2019 | Skripsi | ILMU EKONOMIMigrasi umumnya dilakukan individu untuk keluar dari kemiskinan. Penelitian ini bertujuan untuk mengetahui pengaruh keputusan migrasi individu dari desa ke kota terhadap status kemiskinan di Indonesia dengan menggunakan model probit yang mengestimasi keputusan migrasi terhadap probabilitas status kemiskinan dari kepala rumah tangga berusia 15-70 tahun. Data yang digunakan pada penelitian ini adalah data mikro yang berasal dari Indonesia Family Life Survey (IFLS) tahun 2014. Hasil estimasi average marginal effect menunjukkan bahwa ada 6 (enam) faktor yang berpengaruh signifikan yaitu: migrasi, pendidikan kepala rumah tangga, suku bangsa, dan jumlah anggota rumah tangga, jenis kelamin, dan wilayah tempat tinggal. Keputusan migrasi yang dilakukan kepala rumah tangga menurunkan probabilitas berada dalam kategori miskin dibandingkan nonmigran. Status pernikahan dan usia kepala rumah tangga tidak berpengaruh terhadap probabilitas status kemiskinan. Secara umum, besaran pengaruh masing-masing faktor tersebut akan bervariasi yang besarannya dipengaruhi oleh variabel independen lainnya yang dikontrol.

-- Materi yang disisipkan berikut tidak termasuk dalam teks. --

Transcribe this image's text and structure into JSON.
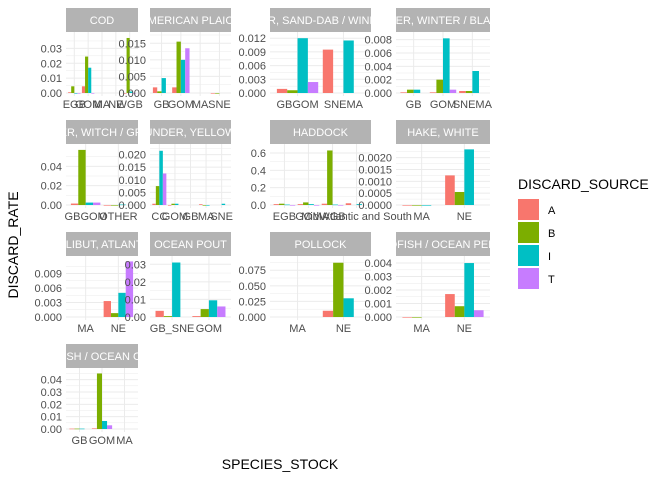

People tends to migrate as a pathway out of poverty. This study aims to analyze the effect of the decision to migrate from rural to urban to poverty status using probitmodel in Indonesia by estimating observed migration and consumption data from household head age 15-70. Using Indonesia Family Life Survey (IFLS) microdata in 2014, the average marginal effect estimation shows that there are 6 (six) determinants for poverty status: decision to migrate, education level, ethnicity, number of household member, gender, and region where household head lived. The decision to migrate from rural to urban decrease the household head probability of being a poor compared to nonmigrants. Marital status and age do not significantly affect probabilty of poverty status. In general, the amount of effect for each variables are depend on other independent variables controlled.
Kata Kunci : Keputusan migrasi, kemiskinan, model probit, average marginal effect, decision to migrate, poverty, probit model.